Und genau so geschah es dann auch. Nach 90-minütiger Busfahrt aus Nicoya aus verließen wir an einer großen Kreuzung den Bus, der weiter nach San José fuhr und ein kleiner, kräftiger Mann mit langen Haaren und Heineken Cappy empfing uns freundlich, angelehnt an sein kleines Auto. Wir banden unsere Rucksäcke aufs Autodach fest, stiegen ein und weiter ging die Fahrt Richtung Bushaltestelle Nummer 2. Er setzte uns direkt vor Ort ab, zeigte uns noch gute Imbisse in der Nähe und erkundigte sich bei der Frau am Schalter, nach den Fahrzeiten der Busse nach Quepos.

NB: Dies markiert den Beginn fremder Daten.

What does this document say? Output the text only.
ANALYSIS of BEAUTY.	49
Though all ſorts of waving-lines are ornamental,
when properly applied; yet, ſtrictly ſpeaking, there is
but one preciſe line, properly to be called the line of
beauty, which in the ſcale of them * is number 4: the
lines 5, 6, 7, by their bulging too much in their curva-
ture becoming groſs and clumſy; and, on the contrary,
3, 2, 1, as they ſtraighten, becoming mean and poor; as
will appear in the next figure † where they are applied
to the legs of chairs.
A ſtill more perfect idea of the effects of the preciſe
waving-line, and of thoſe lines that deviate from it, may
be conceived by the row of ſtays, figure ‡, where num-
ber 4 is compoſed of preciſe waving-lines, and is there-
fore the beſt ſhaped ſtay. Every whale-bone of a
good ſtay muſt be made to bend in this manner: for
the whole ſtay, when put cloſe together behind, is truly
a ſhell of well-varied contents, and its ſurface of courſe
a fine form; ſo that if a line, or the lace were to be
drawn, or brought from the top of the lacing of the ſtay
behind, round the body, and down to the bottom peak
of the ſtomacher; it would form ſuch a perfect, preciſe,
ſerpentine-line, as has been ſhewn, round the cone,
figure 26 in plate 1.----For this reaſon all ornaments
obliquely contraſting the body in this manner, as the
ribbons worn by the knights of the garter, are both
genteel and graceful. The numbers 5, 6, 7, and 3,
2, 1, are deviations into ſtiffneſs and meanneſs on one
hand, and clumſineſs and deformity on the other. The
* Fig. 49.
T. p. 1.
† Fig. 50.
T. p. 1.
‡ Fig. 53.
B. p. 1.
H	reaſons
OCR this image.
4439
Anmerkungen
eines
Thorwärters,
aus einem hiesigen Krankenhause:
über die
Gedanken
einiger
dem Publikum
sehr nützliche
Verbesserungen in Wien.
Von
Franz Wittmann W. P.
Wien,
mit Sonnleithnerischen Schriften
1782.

Uns blieben etwa zwei Stunden zum Essen und Trinken in einer der kleinen Restaurants, die er uns gezeigt hatte. Irgendwie fühlte es sich nicht richtig an, ihm keine Gegenleistung für alles, was er für uns getan hatte, zu geben, aber er machte überhaupt keine Anzeichen, irgendetwas in diese Richtung zu erwarten und gab uns beiden zum Abschied die Hand und meinte, es hätte ihn gefreut uns kennenzulernen und sich mit uns unterhalten zu können.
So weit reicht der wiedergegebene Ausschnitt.